Aquele garoto na Corte, indefeso, ingrato por fraqueza, inexperiente, não
estava a ver o real problema. Ele ordenara ao tio para ficar em Coimbra mas o
tio partira com seis mil homens que em breve, mesmo antes do fim de tudo, o
iriam, em grande número, abandonar... Aquela jornada de quinze dias foi alucinante.

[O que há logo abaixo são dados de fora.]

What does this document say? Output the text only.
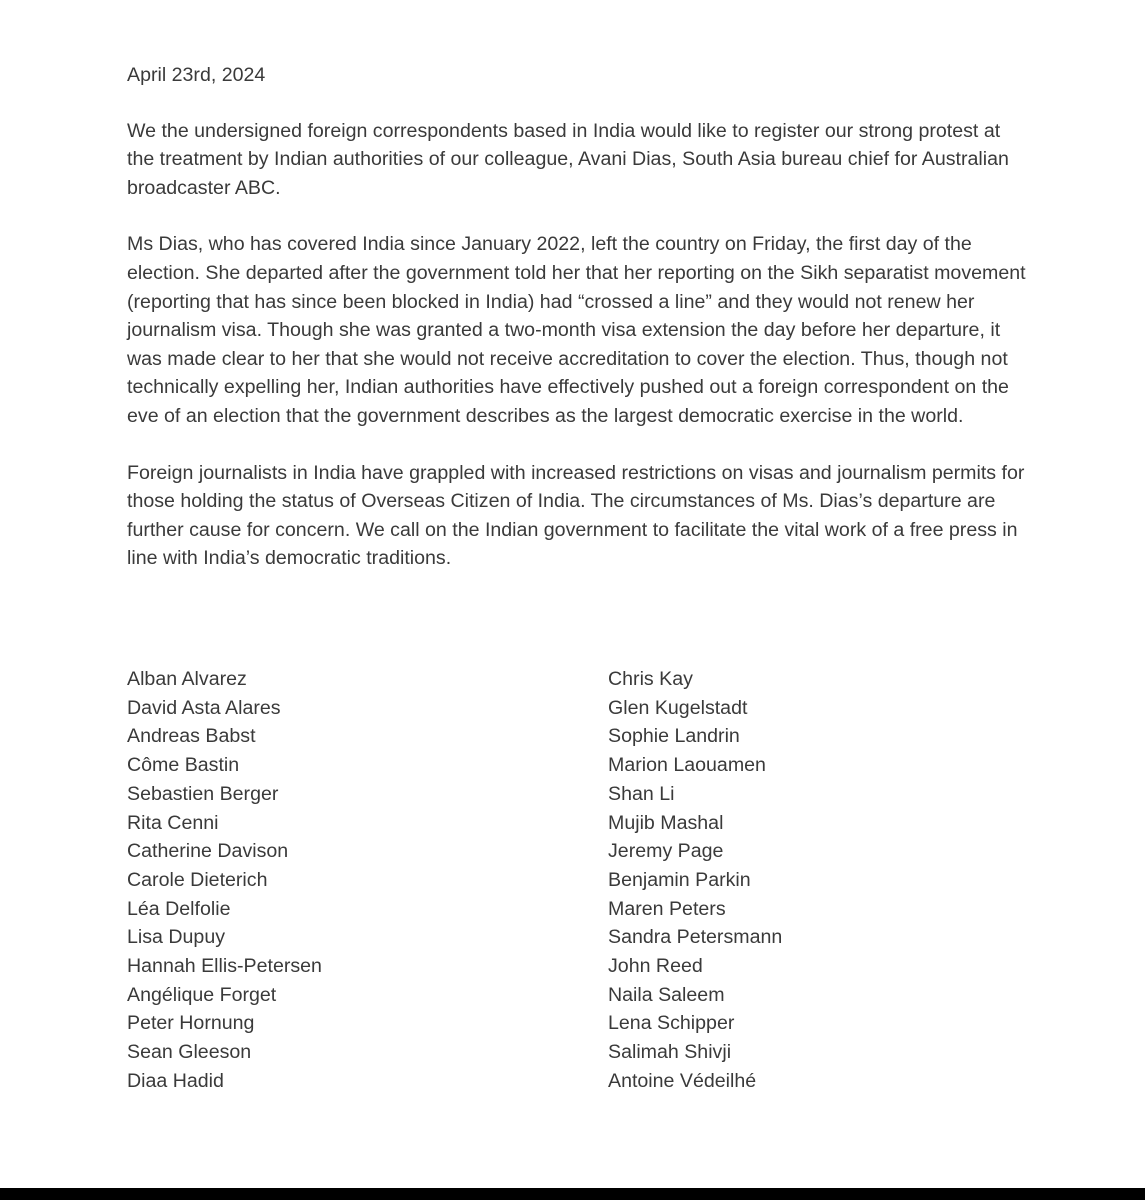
April 23rd, 2024

We the undersigned foreign correspondents based in India would like to register our strong protest at the treatment by Indian authorities of our colleague, Avani Dias, South Asia bureau chief for Australian broadcaster ABC.

Ms Dias, who has covered India since January 2022, left the country on Friday, the first day of the election. She departed after the government told her that her reporting on the Sikh separatist movement (reporting that has since been blocked in India) had “crossed a line” and they would not renew her journalism visa. Though she was granted a two-month visa extension the day before her departure, it was made clear to her that she would not receive accreditation to cover the election. Thus, though not technically expelling her, Indian authorities have effectively pushed out a foreign correspondent on the eve of an election that the government describes as the largest democratic exercise in the world.

Foreign journalists in India have grappled with increased restrictions on visas and journalism permits for those holding the status of Overseas Citizen of India. The circumstances of Ms. Dias’s departure are further cause for concern. We call on the Indian government to facilitate the vital work of a free press in line with India’s democratic traditions.

Alban Alvarez
David Asta Alares
Andreas Babst
Côme Bastin
Sebastien Berger
Rita Cenni
Catherine Davison
Carole Dieterich
Léa Delfolie
Lisa Dupuy
Hannah Ellis-Petersen
Angélique Forget
Peter Hornung
Sean Gleeson
Diaa Hadid
Chris Kay
Glen Kugelstadt
Sophie Landrin
Marion Laouamen
Shan Li
Mujib Mashal
Jeremy Page
Benjamin Parkin
Maren Peters
Sandra Petersmann
John Reed
Naila Saleem
Lena Schipper
Salimah Shivji
Antoine Védeilhé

Ele poderia ter ficado e fortificado em Coimbra, Penela, Montemor ou mesmo
perto do mar em Buarcos. E para quê?
O Rei não tinha forças suficientes para o cercar, mas que terrível seria o efeito!
O País todo em armas... O irmão Bragança não esperava outra coisa.
Podia também retirar sobre o Douro para coligar forças, depois desceria
às Beiras e ao Guadiana e juntar-se-ia às tropas do filho condestável... Álvaro
olhou-o, pousando nele aqueles olhos espertos que já tinham visto tudo, e
respondeu: para morrer, que seja honrado.
Recuso uma morte miserável, fruto de viver na mediocridade! Pedro assentou: Vamos a Santarém ouvir o rei, falar com ele. Explicar de que lado estão
as falsidades, os enganos, as intrigas. A catástrofe, essa, sabia-a
inevitável por experiência. Mas ia fazer o último acto da sua vida, aprendendo
ainda, observando, meditando, assistindo ao estendal de ódios, segredos e
acirrados conselhos que o rei foi
recebendo. Iria cansar aos seus inimigos, lentamente, conscientemente, para os
aquecer ao rubro. Creio que Pedro
fez das suas duas últimas semanas de vida o purgatório de expiação de toda a
sua existência». In Seomara Luzia da Veiga Ferreira, Crónica Esquecida d’el rei João II,
Editorial Presença, Lisboa 1995, 4ª edição, Lisboa 2002, ISBN 972-23-1942-6.